FRAGMENTO DEL LIBRO

 Te propongo algo, si a vos, más precisamente al niño que vive en vos.
“Vamos a jugar un rato”. ¡Si a jugar!, como cuando eras chico y un amigo te invitaba, ¿te acordás?
¿Qué pasa, hace tiempo que no te hacen una oferta así? O acaso, tal vez... ¿Hace mucho que no te permitís jugar?
Mirá que jugar “no sólo es cosa de chicos”. Ya sé, como diría mi niño, lo que ocurre es que: “te da cosa”.
Ah, entonces no hay problemas porque...¡sabés que a mi también me cuesta un poco esto de permitirme jugar un rato! Pero ocurre que la necesidad es grande, sentir la maravillosa energía que produce el jugar, eso está de diez y, como vale realmente la pena, yo me voy a animar. Asi que si querés, ¡lo intentamos juntos!
Nademos en las aguas del río que lleva al tiempo hacia atrás y conectémonos con el caudal de las ricas experiencias vividas durante nuestra infancia. Verás cómo ellas le aportan una dosis extra de frescura y diversión a la vida del adulto que hoy sos y que muere de ganas por sacar la alegría del niñito que fuiste.
Eso si, para formar parte de esta aventura acuática, antes de tirarte al agua primero sé consciente de su valor e implicancia: “éste es un viaje submarino hacia el reino de las íntimas profundidades del ser”.
Abrite pues a experimentar las sensaciones que el placer de jugar despertaba en tu pequeño años atrás. Dejate fluir para ser vos mismo y llegar a revivir aquellas alucinantes vibraciones que te hacían tan bien por dentro; si justo ahí, donde palpita a cada instante tu vida.
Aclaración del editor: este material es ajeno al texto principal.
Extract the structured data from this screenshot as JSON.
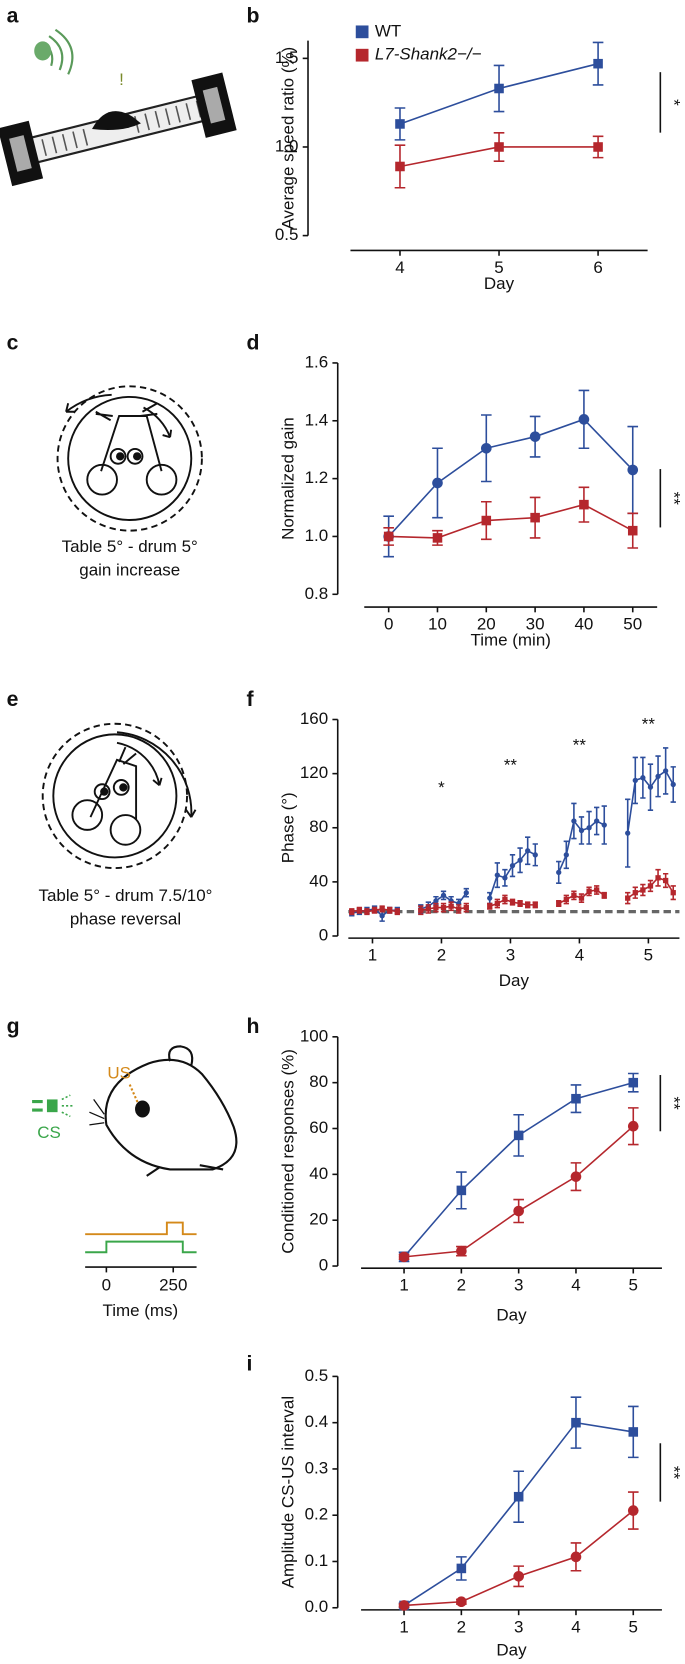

Colocá entonces tu mano en el pecho, pegala bien fuerte a tu corazón y sentí cómo sus latidos resuenan como un eco transportador de vivas emociones. Porque los sentimientos que despiertan y emergen cuando uno se conecta con su niño son tan potentes, tan enérgicos que te rebalsan y desbordan por dentro.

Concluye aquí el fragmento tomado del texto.